When an email from my sister-in-law arrived in January with the subject line “Hello Kitty,” she wasn’t writing me about the ubiquitous Japanese fictional character. I read the note right away — Tracee had news to report: a big cat sighting, possibly a cougar. We had discussed big cats in Southern Indiana and Western Kentucky before. Tracee is an avid horsewoman who’s lived in rural Monroe County, Ind., and rural Henderson County, Ky. — places where big cats have been reported.
Tracee sent me a picture from her friend Shane Rorer (used here with permission), of Elberfeld, Ind. The Evansville Sheet Metal worker was hunting on his family’s farm — in his family for more than 100 years — in Delaware, Ky. (in Henderson County), in January when he noticed property damage. He and his cousin installed a trail cam to monitor the farm. His cousin checked the cam a few days later and discovered the picture of the cat. Rorer says he is skeptical it is a cougar, but admits he has no explanation of what it is. “If it is a cougar,” Rorer says, “it’s a bit scary because I was walking through that woods in the dark.”

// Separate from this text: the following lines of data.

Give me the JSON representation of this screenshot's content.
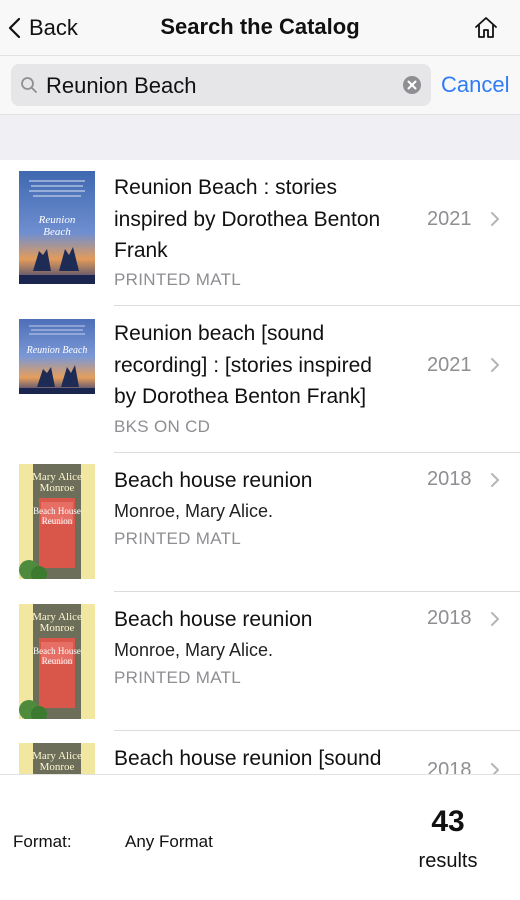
{
  "nav": {
    "back_label": "Back",
    "title": "Search the Catalog",
    "home_icon": "home-icon"
  },
  "search": {
    "value": "Reunion Beach",
    "cancel_label": "Cancel"
  },
  "results": [
    {
      "title_lines": [
        "Reunion Beach : stories",
        "inspired by Dorothea Benton",
        "Frank"
      ],
      "author": "",
      "format": "PRINTED MATL",
      "year": "2021"
    },
    {
      "title_lines": [
        "Reunion beach [sound",
        "recording] : [stories inspired",
        "by Dorothea Benton Frank]"
      ],
      "author": "",
      "format": "BKS ON CD",
      "year": "2021"
    },
    {
      "title_lines": [
        "Beach house reunion"
      ],
      "author": "Monroe, Mary Alice.",
      "format": "PRINTED MATL",
      "year": "2018"
    },
    {
      "title_lines": [
        "Beach house reunion"
      ],
      "author": "Monroe, Mary Alice.",
      "format": "PRINTED MATL",
      "year": "2018"
    },
    {
      "title_lines": [
        "Beach house reunion [sound"
      ],
      "author": "",
      "format": "",
      "year": "2018"
    }
  ],
  "footer": {
    "format_label": "Format:",
    "format_value": "Any Format",
    "count": "43",
    "results_label": "results"
  },
  "colors": {
    "accent": "#2f7cf6",
    "secondary_text": "#8e8e93",
    "section_gap": "#efeff4"
  }
}
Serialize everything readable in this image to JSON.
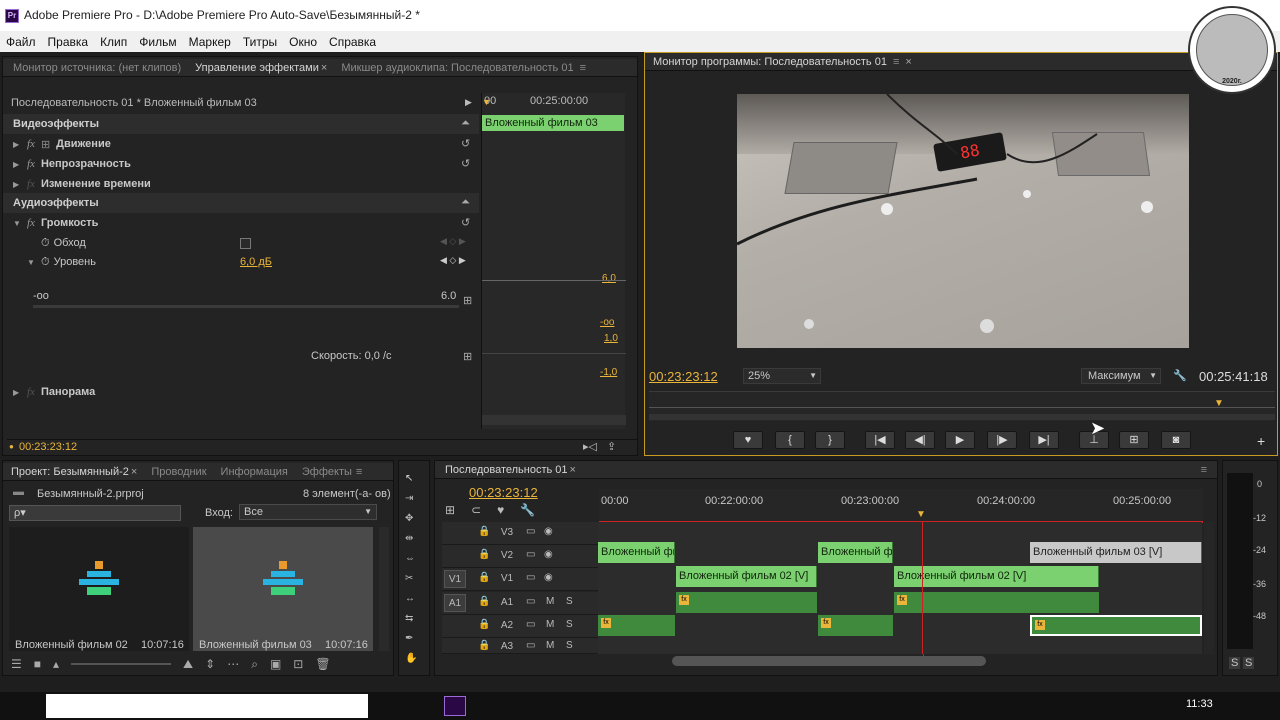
{
  "window": {
    "title": "Adobe Premiere Pro - D:\\Adobe Premiere Pro Auto-Save\\Безымянный-2 *",
    "icon": "Pr"
  },
  "menu": [
    "Файл",
    "Правка",
    "Клип",
    "Фильм",
    "Маркер",
    "Титры",
    "Окно",
    "Справка"
  ],
  "logo": {
    "year": "2020г."
  },
  "source_panel": {
    "tabs": [
      "Монитор источника: (нет клипов)",
      "Управление эффектами",
      "Микшер аудиоклипа: Последовательность 01"
    ]
  },
  "effects": {
    "sequence": "Последовательность 01 * Вложенный фильм  03",
    "video_header": "Видеоэффекты",
    "motion": "Движение",
    "opacity": "Непрозрачность",
    "time_remap": "Изменение времени",
    "audio_header": "Аудиоэффекты",
    "volume": "Громкость",
    "bypass": "Обход",
    "level": "Уровень",
    "level_value": "6,0 дБ",
    "min": "-oo",
    "max": "6.0",
    "speed": "Скорость: 0,0 /с",
    "panorama": "Панорама",
    "graph_vals": [
      "6,0",
      "-oo",
      "1,0",
      "-1,0"
    ],
    "mini_time": "00:25:00:00",
    "mini_start": "00",
    "mini_clip": "Вложенный фильм  03",
    "timecode": "00:23:23:12"
  },
  "program": {
    "tab": "Монитор программы: Последовательность 01",
    "timecode": "00:23:23:12",
    "zoom": "25%",
    "quality": "Максимум",
    "duration": "00:25:41:18",
    "display_readout": "88"
  },
  "project": {
    "tabs": [
      "Проект: Безымянный-2",
      "Проводник",
      "Информация",
      "Эффекты"
    ],
    "file": "Безымянный-2.prproj",
    "count": "8 элемент(-а- ов)",
    "input_label": "Вход:",
    "input_value": "Все",
    "items": [
      {
        "name": "Вложенный фильм  02",
        "dur": "10:07:16"
      },
      {
        "name": "Вложенный фильм  03",
        "dur": "10:07:16"
      }
    ],
    "search_placeholder": "ρ▾"
  },
  "timeline": {
    "tab": "Последовательность 01",
    "timecode": "00:23:23:12",
    "ruler": [
      "00:00",
      "00:22:00:00",
      "00:23:00:00",
      "00:24:00:00",
      "00:25:00:00"
    ],
    "tracks": [
      "V3",
      "V2",
      "V1",
      "A1",
      "A2",
      "A3"
    ],
    "src_v": "V1",
    "src_a": "A1",
    "m": "M",
    "s": "S",
    "clips": {
      "v2a": "Вложенный фи",
      "v2b": "Вложенный фи",
      "v2c": "Вложенный фильм  03 [V]",
      "v1a": "Вложенный фильм  02 [V]",
      "v1b": "Вложенный фильм  02 [V]"
    }
  },
  "meter": {
    "scale": [
      "0",
      "-12",
      "-24",
      "-36",
      "-48"
    ],
    "solo": [
      "S",
      "S"
    ]
  },
  "taskbar": {
    "time": "11:33"
  }
}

The cougar, also known as the mountain lion, puma, or panther, is native to the Americas. Its range, from the Canadian Yukon to the southern Andes, is the greatest of any large wild terrestrial mammal in the Western Hemisphere. Reports of possible mountain lion sightings across Indiana continue coming in even though state wildlife officials haven’t confirmed any sightings for nearly four years.
The state Department of Natural Resources has received about 300 reports of possible big cat sightings since early 2010, agency biologist Shawn Rossler told The Herald-Times (Bloomington, Ind.) in a story on Jan. 31, 2014. The animals had last been confirmed in the state during the 1860s.